A hospital-based case–control study was conducted to gather information among hypertensive patients in Daqiao Town, China. Treatment adherence was assessed using the Hill-Bone Compliance to High Blood Pressure Therapy (HBCHBPT) scale, with cases defined as patients with poor adherence (score < 48) and controls defined as those with good adherence (score ≥ 48). Data were collected using a structured questionnaire, and stepwise logistic regression was used to identify factors associated with poor adherence.

Results

A total of 287 patients with hypertension (96 cases and 191 controls) were included. Overall, 56.1% were aged 40–65 years, 48.4% were male, and 54.7% were employed.
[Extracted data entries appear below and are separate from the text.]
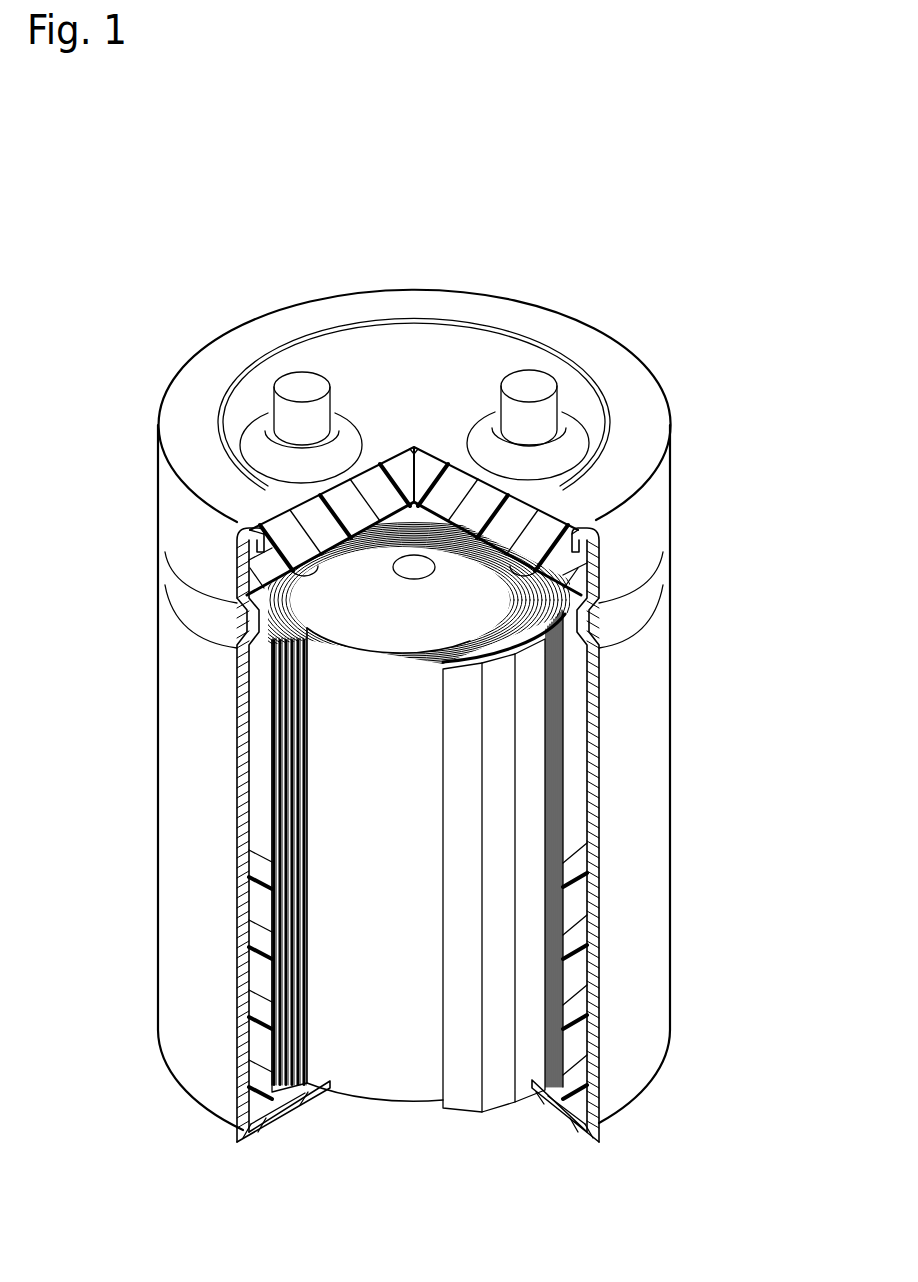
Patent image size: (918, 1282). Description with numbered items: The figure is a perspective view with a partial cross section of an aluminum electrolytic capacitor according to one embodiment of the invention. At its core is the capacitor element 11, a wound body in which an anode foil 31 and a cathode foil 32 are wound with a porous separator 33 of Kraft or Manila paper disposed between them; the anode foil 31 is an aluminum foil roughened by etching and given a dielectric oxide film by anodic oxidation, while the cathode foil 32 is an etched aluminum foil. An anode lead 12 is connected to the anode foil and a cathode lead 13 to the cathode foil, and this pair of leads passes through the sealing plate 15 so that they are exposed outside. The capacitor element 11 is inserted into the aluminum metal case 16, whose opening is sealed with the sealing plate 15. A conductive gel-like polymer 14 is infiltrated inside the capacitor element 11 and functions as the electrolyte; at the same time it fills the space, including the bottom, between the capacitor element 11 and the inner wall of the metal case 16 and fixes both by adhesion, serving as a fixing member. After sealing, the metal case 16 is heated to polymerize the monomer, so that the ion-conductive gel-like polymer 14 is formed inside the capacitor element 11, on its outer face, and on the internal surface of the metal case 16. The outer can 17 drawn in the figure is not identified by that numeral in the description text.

The capacitor element 11 is at (387, 1063).
The anode lead 12 is at (538, 382).
The cathode lead 13 is at (297, 390).
The conductive gel-like polymer 14 is at (578, 925).
The sealing plate 15 is at (377, 357).
The metal case 16 is at (585, 1140).
The outer case (can) 17 is at (660, 742).
The anode foil 31 is at (530, 1067).
The cathode foil 32 is at (457, 1093).
The separator 33 is at (497, 1083).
Poor antihypertensive treatment adherence was significantly associated with being employed (AOR = 4.15, 95% CI = 1.63–10.56), taking ≥ 3 medicines (AOR = 3.67, 95% CI = 1.45–9.30), having ≥ 3 other chronic diseases (AOR = 2.66, 95% CI = 1.18–5.99), infrequent blood pressure measurement (AOR = 3.41, 95% CI = 1.00–11.66), attending follow-up with companions or alone (AOR = 9.79, 95% CI = 4.01–23.90), poor self-rated blood pressure control (AOR = 3.32, 95% CI = 1.12–9.78), insufficient health literacy (AOR = 5.84, 95% CI = 2.60–13.08), low self-efficacy (AOR = 6.11, 95% CI = 2.54–14.67), and low perceived social support (AOR = 6.11, 95% CI = 2.42–13.67).

Conclusion

Poor adherence reflects the combined effects of treatment complexity, primary health care, and psychosocial factors. Blood pressure monitoring, village doctor home visits, chronic disease management, self-rated blood pressure assessment, and targeted health education with psychosocial support would help to improve long-term adherence.